Breizh-info.com : Vous parlez d’un effondrement ?
Claire : Oui. Total. On a troqué l’exigence pour la compassion. Le savoir pour la gestion. L’école n’instruit plus, elle accompagne. Elle se contente de faire passer tout le monde, de lisser les difficultés. On remplace les connaissances par du « vivre ensemble ». On forme des enseignants à l’égalité des émotions, mais pas à l’analyse grammaticale. Et dans la réalité des classes, c’est une catastrophe.
Breizh-info.com : Quel impact cela a sur vous personnellement ?
Claire : Je suis épuisée. Je dors mal, je suis souvent à fleur de peau. Et je ne suis pas la seule. Beaucoup de collègues partent en arrêt, en burn-out. Certains rêvent juste de partir à la retraite au plus vite. D’autres quittent l’enseignement, ou changent de voie. Et je ne parle même pas de ceux qui sont en REP ou en REP+ : moi, je suis dans un coin relativement calme. Eux, c’est pire. Pourtant, on reste là. Par attachement au métier, par respect pour les élèves. Mais on sent bien qu’on est méprisés, ignorés, abandonnés par l’institution. Tout le monde fait semblant que tout va bien.
Breizh-info.com : Est-ce que les familles sont conscientes de cette situation ?
Claire : Pas vraiment. Il y a des parents qui font confiance, qui pensent que l’école fonctionne comme avant. Ils ne se rendent pas compte qu’on ne fait plus de dictées, plus de conjugaison sérieuse, plus d’analyse de texte. Et puis il y a ceux qui revendiquent les aménagements, qui exigent, qui menacent. Et entre les deux, quelques parents lucides, mais souvent résignés, seuls. Ce n’est pas qu’ils ne veulent pas se battre, c’est qu’ils ne savent pas comment.
Breizh-info.com : Et vous, vous tenez encore. Pourquoi ?
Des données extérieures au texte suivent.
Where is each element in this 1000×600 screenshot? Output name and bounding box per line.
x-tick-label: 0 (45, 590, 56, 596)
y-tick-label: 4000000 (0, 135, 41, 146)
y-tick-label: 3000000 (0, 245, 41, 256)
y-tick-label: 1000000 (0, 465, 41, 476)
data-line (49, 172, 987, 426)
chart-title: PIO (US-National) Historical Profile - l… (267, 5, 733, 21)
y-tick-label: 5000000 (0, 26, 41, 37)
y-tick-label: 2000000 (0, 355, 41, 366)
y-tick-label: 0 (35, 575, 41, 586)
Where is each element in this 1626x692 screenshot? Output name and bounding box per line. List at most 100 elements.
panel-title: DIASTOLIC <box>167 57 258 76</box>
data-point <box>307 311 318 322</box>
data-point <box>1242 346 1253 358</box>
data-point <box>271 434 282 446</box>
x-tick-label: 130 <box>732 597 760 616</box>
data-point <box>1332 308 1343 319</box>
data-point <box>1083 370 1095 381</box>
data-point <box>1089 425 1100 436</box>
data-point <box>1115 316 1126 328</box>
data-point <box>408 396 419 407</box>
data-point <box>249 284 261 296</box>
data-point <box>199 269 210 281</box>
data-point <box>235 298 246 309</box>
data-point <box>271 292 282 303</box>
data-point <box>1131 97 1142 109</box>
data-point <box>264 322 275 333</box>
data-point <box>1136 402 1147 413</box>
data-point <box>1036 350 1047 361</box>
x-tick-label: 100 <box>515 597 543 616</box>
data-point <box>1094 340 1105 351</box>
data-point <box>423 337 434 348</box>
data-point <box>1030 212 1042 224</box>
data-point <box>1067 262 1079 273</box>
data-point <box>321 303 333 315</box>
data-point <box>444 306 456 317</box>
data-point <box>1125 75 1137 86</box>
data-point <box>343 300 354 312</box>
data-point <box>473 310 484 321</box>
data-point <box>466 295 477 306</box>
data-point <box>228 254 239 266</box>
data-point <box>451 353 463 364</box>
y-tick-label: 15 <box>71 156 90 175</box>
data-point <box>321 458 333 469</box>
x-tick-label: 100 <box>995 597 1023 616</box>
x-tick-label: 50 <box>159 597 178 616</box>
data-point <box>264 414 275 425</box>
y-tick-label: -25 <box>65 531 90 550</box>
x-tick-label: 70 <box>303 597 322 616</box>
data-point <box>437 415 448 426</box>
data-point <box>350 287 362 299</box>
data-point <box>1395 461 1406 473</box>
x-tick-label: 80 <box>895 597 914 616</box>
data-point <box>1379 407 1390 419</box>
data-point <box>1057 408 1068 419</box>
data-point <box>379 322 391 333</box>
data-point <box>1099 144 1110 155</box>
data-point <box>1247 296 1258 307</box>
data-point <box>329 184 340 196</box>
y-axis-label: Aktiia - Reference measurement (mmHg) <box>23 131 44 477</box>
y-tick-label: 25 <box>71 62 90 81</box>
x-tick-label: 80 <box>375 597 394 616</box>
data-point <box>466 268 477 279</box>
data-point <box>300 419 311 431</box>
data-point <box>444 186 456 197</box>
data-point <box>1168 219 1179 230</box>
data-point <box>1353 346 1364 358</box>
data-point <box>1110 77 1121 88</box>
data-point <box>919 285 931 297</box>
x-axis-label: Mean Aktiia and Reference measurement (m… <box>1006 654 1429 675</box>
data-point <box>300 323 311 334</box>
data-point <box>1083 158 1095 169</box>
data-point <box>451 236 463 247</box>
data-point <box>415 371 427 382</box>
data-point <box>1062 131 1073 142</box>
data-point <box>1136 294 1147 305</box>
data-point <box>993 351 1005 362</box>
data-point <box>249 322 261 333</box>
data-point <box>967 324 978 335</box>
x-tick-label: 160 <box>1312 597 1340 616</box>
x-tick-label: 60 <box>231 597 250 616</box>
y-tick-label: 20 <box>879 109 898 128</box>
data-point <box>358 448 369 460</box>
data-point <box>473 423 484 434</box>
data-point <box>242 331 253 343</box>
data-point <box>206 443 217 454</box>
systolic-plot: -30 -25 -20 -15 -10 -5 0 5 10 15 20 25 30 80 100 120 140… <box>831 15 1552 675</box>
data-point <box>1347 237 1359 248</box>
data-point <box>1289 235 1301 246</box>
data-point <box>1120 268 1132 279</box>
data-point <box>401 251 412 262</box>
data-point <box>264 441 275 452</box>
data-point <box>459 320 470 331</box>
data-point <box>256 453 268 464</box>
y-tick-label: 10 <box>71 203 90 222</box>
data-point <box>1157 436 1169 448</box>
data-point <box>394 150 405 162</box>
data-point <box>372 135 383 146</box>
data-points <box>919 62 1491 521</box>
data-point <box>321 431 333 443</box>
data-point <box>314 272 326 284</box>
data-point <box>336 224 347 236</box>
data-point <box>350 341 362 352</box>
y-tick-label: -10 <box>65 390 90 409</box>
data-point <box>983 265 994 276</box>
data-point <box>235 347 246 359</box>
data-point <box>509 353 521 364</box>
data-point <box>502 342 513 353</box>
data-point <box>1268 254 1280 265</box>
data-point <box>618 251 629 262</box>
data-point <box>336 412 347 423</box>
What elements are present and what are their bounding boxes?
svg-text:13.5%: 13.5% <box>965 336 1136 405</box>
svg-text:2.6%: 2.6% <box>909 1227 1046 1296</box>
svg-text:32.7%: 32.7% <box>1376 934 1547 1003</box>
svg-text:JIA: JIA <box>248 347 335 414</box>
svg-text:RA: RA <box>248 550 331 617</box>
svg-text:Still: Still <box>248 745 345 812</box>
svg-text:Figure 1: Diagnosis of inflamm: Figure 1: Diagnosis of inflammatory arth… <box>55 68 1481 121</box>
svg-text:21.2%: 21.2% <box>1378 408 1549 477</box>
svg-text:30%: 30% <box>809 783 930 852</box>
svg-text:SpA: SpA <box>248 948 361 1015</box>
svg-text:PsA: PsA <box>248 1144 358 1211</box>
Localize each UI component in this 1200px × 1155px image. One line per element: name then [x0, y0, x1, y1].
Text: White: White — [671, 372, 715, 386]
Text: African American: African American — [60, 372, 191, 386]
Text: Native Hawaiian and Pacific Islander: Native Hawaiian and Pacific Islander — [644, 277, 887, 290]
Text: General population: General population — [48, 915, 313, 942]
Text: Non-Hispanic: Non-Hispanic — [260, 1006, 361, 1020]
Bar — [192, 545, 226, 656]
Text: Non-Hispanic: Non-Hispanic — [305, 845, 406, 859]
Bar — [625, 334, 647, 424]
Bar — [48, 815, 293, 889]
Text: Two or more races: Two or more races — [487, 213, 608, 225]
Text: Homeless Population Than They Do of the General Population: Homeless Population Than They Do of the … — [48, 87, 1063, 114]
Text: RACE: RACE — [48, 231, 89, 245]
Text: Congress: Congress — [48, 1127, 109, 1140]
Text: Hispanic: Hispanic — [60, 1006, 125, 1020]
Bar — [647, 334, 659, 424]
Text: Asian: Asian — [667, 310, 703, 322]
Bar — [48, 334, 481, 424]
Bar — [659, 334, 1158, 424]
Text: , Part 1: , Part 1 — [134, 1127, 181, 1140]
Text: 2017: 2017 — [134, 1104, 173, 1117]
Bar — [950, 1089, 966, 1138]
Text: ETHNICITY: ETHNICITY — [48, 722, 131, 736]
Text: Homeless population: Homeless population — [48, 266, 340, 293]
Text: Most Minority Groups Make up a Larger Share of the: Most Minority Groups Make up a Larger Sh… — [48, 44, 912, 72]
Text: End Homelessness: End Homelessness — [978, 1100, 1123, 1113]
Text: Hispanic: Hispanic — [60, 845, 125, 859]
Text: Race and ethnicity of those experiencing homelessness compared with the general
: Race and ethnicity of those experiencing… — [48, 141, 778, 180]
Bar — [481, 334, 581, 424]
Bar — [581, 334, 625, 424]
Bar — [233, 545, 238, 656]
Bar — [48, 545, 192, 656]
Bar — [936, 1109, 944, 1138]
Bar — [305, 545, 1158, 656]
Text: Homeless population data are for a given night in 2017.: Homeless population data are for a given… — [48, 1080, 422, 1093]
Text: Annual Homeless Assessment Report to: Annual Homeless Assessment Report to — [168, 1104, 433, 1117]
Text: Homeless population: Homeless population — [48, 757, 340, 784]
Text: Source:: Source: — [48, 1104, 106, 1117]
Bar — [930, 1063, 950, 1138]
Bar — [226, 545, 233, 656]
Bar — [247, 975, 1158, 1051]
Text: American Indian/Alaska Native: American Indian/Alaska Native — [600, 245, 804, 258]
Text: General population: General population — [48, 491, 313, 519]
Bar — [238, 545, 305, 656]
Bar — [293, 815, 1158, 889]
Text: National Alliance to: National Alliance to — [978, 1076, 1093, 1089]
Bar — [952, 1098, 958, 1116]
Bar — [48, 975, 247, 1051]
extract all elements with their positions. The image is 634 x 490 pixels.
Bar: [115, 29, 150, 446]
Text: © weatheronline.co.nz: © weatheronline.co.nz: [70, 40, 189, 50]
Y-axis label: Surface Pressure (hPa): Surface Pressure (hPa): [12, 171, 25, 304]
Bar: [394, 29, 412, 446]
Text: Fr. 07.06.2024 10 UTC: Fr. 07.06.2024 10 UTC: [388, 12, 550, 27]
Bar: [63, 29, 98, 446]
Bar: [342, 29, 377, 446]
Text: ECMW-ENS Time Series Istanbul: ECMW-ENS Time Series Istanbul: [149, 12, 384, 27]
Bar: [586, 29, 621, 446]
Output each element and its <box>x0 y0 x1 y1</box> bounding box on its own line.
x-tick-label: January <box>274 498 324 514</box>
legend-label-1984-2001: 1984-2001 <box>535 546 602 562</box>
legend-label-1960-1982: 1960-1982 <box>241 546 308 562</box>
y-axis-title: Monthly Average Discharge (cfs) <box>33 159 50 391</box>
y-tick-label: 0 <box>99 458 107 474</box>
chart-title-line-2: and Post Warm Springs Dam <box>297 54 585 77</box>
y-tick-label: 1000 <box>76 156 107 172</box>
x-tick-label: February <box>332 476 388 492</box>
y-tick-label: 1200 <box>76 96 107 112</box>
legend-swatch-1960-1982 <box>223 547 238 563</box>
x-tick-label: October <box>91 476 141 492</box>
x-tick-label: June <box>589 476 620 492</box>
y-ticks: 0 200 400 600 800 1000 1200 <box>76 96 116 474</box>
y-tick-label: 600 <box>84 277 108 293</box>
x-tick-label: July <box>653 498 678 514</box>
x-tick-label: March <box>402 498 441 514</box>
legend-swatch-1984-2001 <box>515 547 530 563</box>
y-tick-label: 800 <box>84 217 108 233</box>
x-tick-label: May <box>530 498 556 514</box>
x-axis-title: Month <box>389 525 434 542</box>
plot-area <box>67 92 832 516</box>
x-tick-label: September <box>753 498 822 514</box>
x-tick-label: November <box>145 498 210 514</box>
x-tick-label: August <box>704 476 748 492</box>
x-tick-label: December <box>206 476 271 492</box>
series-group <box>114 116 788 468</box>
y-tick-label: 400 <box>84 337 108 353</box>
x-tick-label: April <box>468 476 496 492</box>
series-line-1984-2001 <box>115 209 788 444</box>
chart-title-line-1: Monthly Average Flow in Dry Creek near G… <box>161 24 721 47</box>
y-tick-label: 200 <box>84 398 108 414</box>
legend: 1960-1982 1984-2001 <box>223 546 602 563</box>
Claire : Parce que j’aime transmettre. Parce que j’aime la langue française. Parce que j’ai encore des élèves curieux, motivés, polis, à qui j’ai envie de donner des clés. Mais je sens que je suis à bout. Si je parle aujourd’hui, c’est parce que je refuse de me taire pendant qu’on continue de saboter l’école. L’inclusion à tout prix, c’est une folie. Enseigner, ce n’est pas soigner. C’est transmettre. Et si on ne réagit pas maintenant, on n’aura bientôt plus que des « élèves à besoins particuliers »… et plus du tout d’école.